Rethinking Performance Royalties for Sound Recordings
In my previous article, I addressed the concept of piracy as an effective marketing strategy. Ten years ago such a strategy would have been taboo, but the creative community is being forced to think outside of the box more and more to find commercial success. It is somewhat ironic then, that in an era of iTunes and Spotify, Sirius XM and Pandora, most people still find the latest and greatest popular music by tuning their radio dial. In the past, copyright holders were given quite a boost from radio airtime—a catchy single might lead to over one million albums sold and a successful tour. For this reason, broadcast radio has spent the past century free of performance royalties—money paid to owners of sound recordings whenever their recording is performed.
However, developments in digital technology over the past twenty years have made broadcast radio more about content and less about promotion. Kevin Parks, an IP attorney and author of Music & Copyright in America, supports this conclusion with a direct quote from Register of Copyrights Marybeth Peters. “Terrestrial broadcasters have long enjoyed the freedom to use the newest record releases without any payment to the artists or the record companies. While in the past, broadcasters’ argument that airplay promotes the sale of records may have had validity, such a position is hard to justify today.” For example, hearing the song “Gangnam Style” on the radio may drive you to purchase the song for $1.29 on iTunes (or download it illegally), but it will not likely compel you to buy the artist’s album or attend a concert. This fact is not lost on the creative community, whose desire for the next big hit is tempered by the desire to be fairly compensated for the exploitation of their intellectual property.
Because broadcasters have always operated without paying performance royalties, the concept of a “pay-per-play” system in music is still somewhat novel. Performance royalties in this context first appeared in the late 1990s to alleviate the concern that digital music would ruin the industry by allowing on demand access to streaming content. The government feared, as did musicians, that streaming content would replace the need to purchase sound recordings and discourage recording artists from creating new and original content.
If this sounds familiar, it is. The success of digital media has turned the tables on broadcast radio. More and more, the Copyright Royalty Board and Congress are lobbied to lower royalty rates for Internet and satellite radio companies while forcing broadcasters to pay-per-play. In 2009, Congressman John Conyers (D-MI) submitted the Performance Rights Act (“PRA”) to the House Judiciary Committee with the support of a number of recording artists. Smashing Pumpkins guitarist/vocalist Billy Corgan, spoke before the Judiciary Committee on behalf of The Music First Coalition, a group whose sole purpose is to secure performance royalties from broadcast radio play. Mr. Corgan remarked:
All areas of the modern music business are currently feeling the shifting tides as new models emerge and old ones are broken up. Ours is a business that always begins with the brilliance of the artists.
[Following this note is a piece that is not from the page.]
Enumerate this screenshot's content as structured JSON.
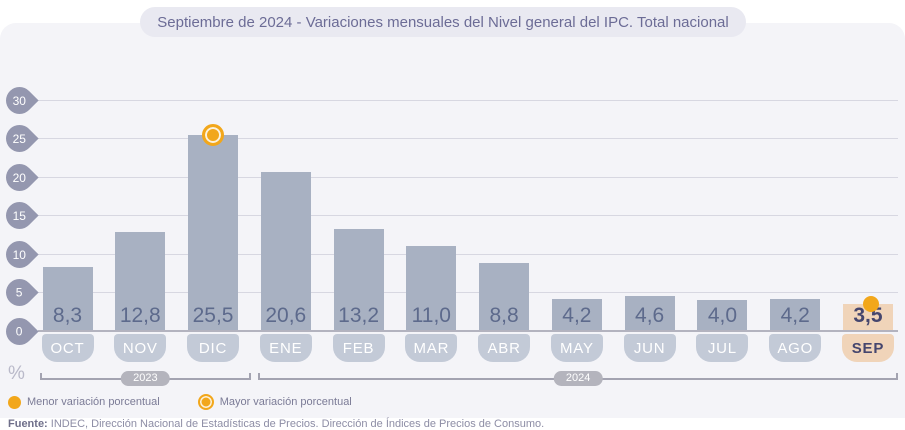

Contrary to long-held myths, it does take money to create new music. As the traditional revenue streams have dried up, most notably in the overall decline of record sales, it has placed stress on who continues to benefit from the old models. The future demands new partnerships and a rethinking of long-held practices about how artists should be compensated for their music.
The fact that broadcast radio accounts for the majority of radio listenership is even more telling. If copyright holders are still losing money, it cannot be from Internet and satellite radio alone. To create a system that is fair for all parties involved, the promotional value of broadcast radio must be reconsidered.
At the same time, it is just as important for Congress to address the need to lower performance royalties for Internet radio stations like Pandora. Last week, the Internet Radio Fairness Act of 2012 (“IRFA”) was introduced in the House and the Senate. The goal of the act is to address prior laws implemented to directly disadvantage Internet radio, encourage innovation in digital broadcasting, and increase competition in the music marketplace. By allowing Internet Radio to operate at a lower cost, the government is opening the market to more companies capable of delivering a diverse blend of new musical content. It is imperative that Congress supports bills like the PRA and IRFA to continue promoting the progress of useful arts.